In our study even though diagnostic yield was low in constipation, malignancy was diagnosed in younger patient which indicates that open access colonoscopy is ideal where the facilities and expertise are available. Over the past few years there were so many articles about the appropriateness of colonoscopy and the use of guidelines for this purpose. Dayna et al13have discussed the general indications for colonoscopy and the indications in our study was also similar to their guidelines. Even though there are so many guidelines, an open access to colonoscopic evaluation is ideal to rule out colonic disease. Limitations in our study it was a retrospective study.
CONCLUSION :
In our study colonoscopy was done in all the patients presenting with symptoms of lower GI tract. It indicates that colonoscopy should be the primary investigation in patients with lower GI tract diseases. An open access colonoscopy seems ideal if facilities and expertise are available. This study was done in outpatient settings which contribute additional knowledge and also reassurance as to quality and safety of colonoscopy performed in outpatient settings. Colonoscopy has also has great therapeutic value, because colonoscopic biopsy helps to arrive a diagnosis and it has saved many patients from extensive surgery.
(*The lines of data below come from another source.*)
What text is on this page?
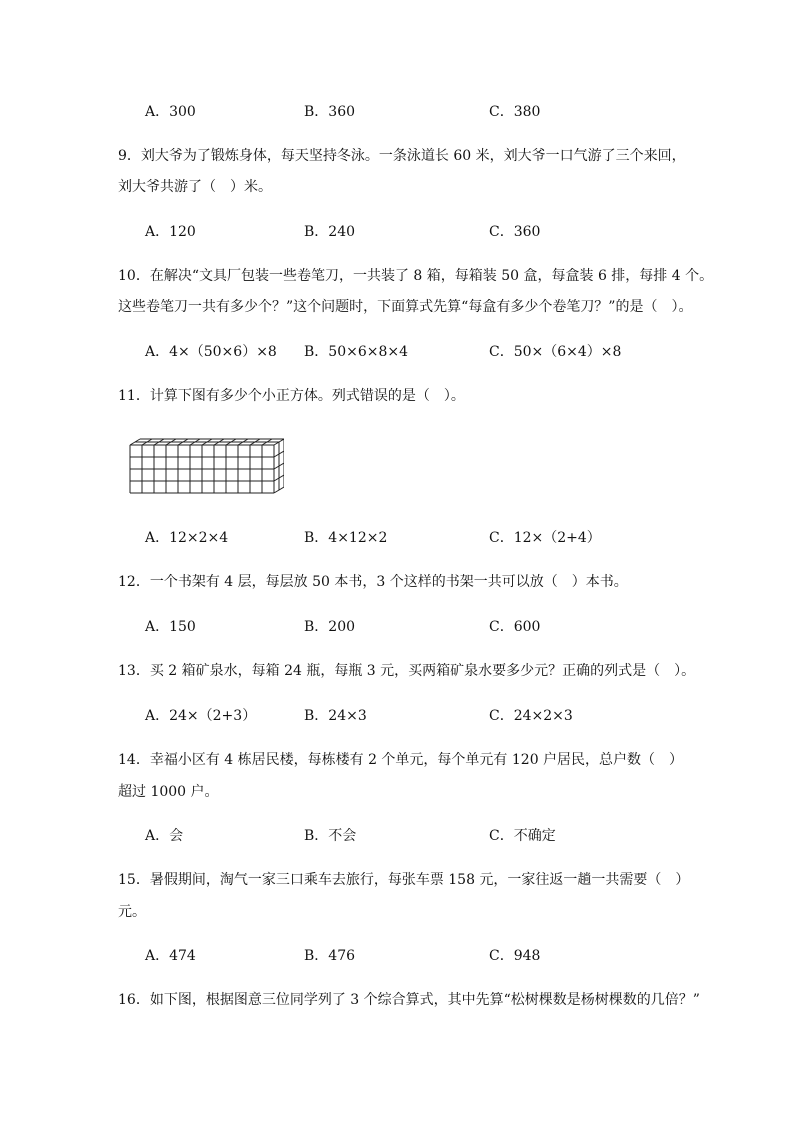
A．300	B．360	C．380
9．刘大爷为了锻炼身体，每天坚持冬泳。一条泳道长 60 米，刘大爷一口气游了三个来回，
刘大爷共游了（　）米。
A．120	B．240	C．360
10．在解决“文具厂包装一些卷笔刀，一共装了 8 箱，每箱装 50 盒，每盒装 6 排，每排 4 个。
这些卷笔刀一共有多少个？”这个问题时，下面算式先算“每盒有多少个卷笔刀？”的是（　）。
A．4×（50×6）×8 B．50×6×8×4	C．50×（6×4）×8
11．计算下图有多少个小正方体。列式错误的是（　）。
A．12×2×4	B．4×12×2	C．12×（2+4）
12．一个书架有 4 层，每层放 50 本书，3 个这样的书架一共可以放（　）本书。
A．150	B．200	C．600
13．买 2 箱矿泉水，每箱 24 瓶，每瓶 3 元，买两箱矿泉水要多少元？正确的列式是（　）。
A．24×（2+3）	B．24×3	C．24×2×3
14．幸福小区有 4 栋居民楼，每栋楼有 2 个单元，每个单元有 120 户居民，总户数（　）
超过 1000 户。
A．会	B．不会	C．不确定
15．暑假期间，淘气一家三口乘车去旅行，每张车票 158 元，一家往返一趟一共需要（　）
元。
A．474	B．476	C．948
16．如下图，根据图意三位同学列了 3 个综合算式，其中先算“松树棵数是杨树棵数的几倍？”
Even though the diagnostic yield is significant in our study, further prospective studies to be done to have still more better yield in both diagnosis and therapeutic use.
Acknowledgement:
The Authors acknowledge with thanks the great help rendered by Gasteroenterologist and the Department of Gasteroenterology in CMCH&RC for providing access to the records for analysing the data for this study.
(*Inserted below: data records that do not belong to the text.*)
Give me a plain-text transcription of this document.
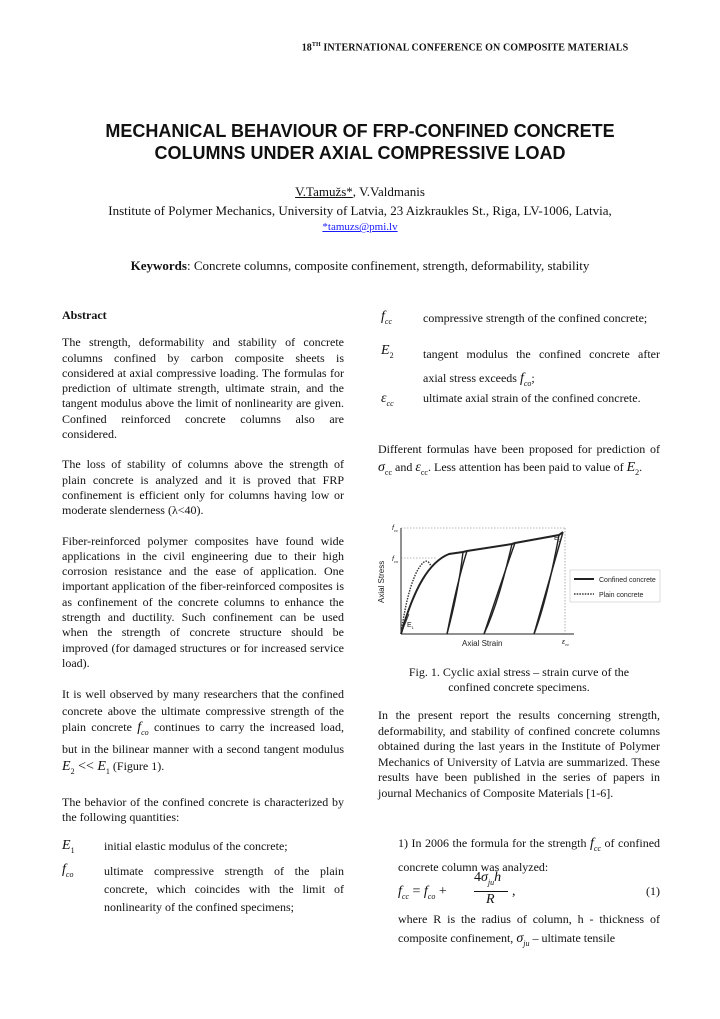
18TH INTERNATIONAL CONFERENCE ON COMPOSITE MATERIALS
MECHANICAL BEHAVIOUR OF FRP-CONFINED CONCRETE
COLUMNS UNDER AXIAL COMPRESSIVE LOAD
V.Tamužs*, V.Valdmanis
Institute of Polymer Mechanics, University of Latvia, 23 Aizkraukles St., Riga, LV-1006, Latvia,
*tamuzs@pmi.lv
Keywords: Concrete columns, composite confinement, strength, deformability, stability

Abstract

The strength, deformability and stability of concrete columns confined by carbon composite sheets is considered at axial compressive loading. The formulas for prediction of ultimate strength, ultimate strain, and the tangent modulus above the limit of nonlinearity are given. Confined reinforced concrete columns also are considered.

The loss of stability of columns above the strength of plain concrete is analyzed and it is proved that FRP confinement is efficient only for columns having low or moderate slenderness (λ<40).

Fiber-reinforced polymer composites have found wide applications in the civil engineering due to their high corrosion resistance and the ease of application. One important application of the fiber-reinforced composites is as confinement of the concrete columns to enhance the strength and ductility. Such confinement can be used when the strength of concrete structure should be improved (for damaged structures or for increased service load).

It is well observed by many researchers that the confined concrete above the ultimate compressive strength of the plain concrete $f_{co}$ continues to carry the increased load, but in the bilinear manner with a second tangent modulus $E_2 << E_1$ (Figure 1).

The behavior of the confined concrete is characterized by the following quantities:

$E_1$ initial elastic modulus of the concrete;
$f_{co}$	ultimate compressive strength of the plain concrete, which coincides with the limit of nonlinearity of the confined specimens;
$f_{cc}$	compressive strength of the confined concrete;
$E_2$ tangent modulus the confined concrete after axial stress exceeds $f_{co}$;
$\varepsilon_{cc}$ ultimate axial strain of the confined concrete.
Different formulas have been proposed for prediction of $\sigma_{cc}$ and $\varepsilon_{cc}$. Less attention has been paid to value of $E_2$.
Axial Stress
Axial Strain
$f_{cc}$
$f_{co}$
$\varepsilon_{cc}$
$E_2$
$E_1$
Confined concrete
Plain concrete
Fig. 1. Cyclic axial stress – strain curve of the
confined concrete specimens.
In the present report the results concerning strength, deformability, and stability of confined concrete columns obtained during the last years in the Institute of Polymer Mechanics of University of Latvia are summarized. These results have been published in the series of papers in journal Mechanics of Composite Materials [1-6].
1) In 2006 the formula for the strength $f_{cc}$ of confined concrete column was analyzed:
$f_{cc} = f_{co}$ +
$4\sigma_{ju}h$
R
,	(1)
where R is the radius of column, h - thickness of composite confinement, $\sigma_{ju}$ – ultimate tensile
The Authors thank the Officials at CMCH&RC for the encouragement and support provided for bringing out the study which gives an insight into the Upper GI Disease pattern among the rural population around the Institution.
The Authors acknowledge the immense help received from the scholars whose articles are cited and included in references of this manuscript. The Authors are also grateful to Authors/Editors/Publishers of all those articles, Journals and books from where this article has been reviewed and discussed.
ETHICAL CLEARANCE :
Ethical clearance for the use of clinical data and preparation of this Research paper has been obtained from the Management of CMCH&RC , Irungalur. Tiruchirappalli Dt. Tamilnadu.
INFORMED CONSENT :
Not applicable.
SOURCE OF FUNDING :
There is no source of funding for this study.
CONFLICT OF INTEREST:
There is no conflict of interest in the preparation and submission of this Research Paper.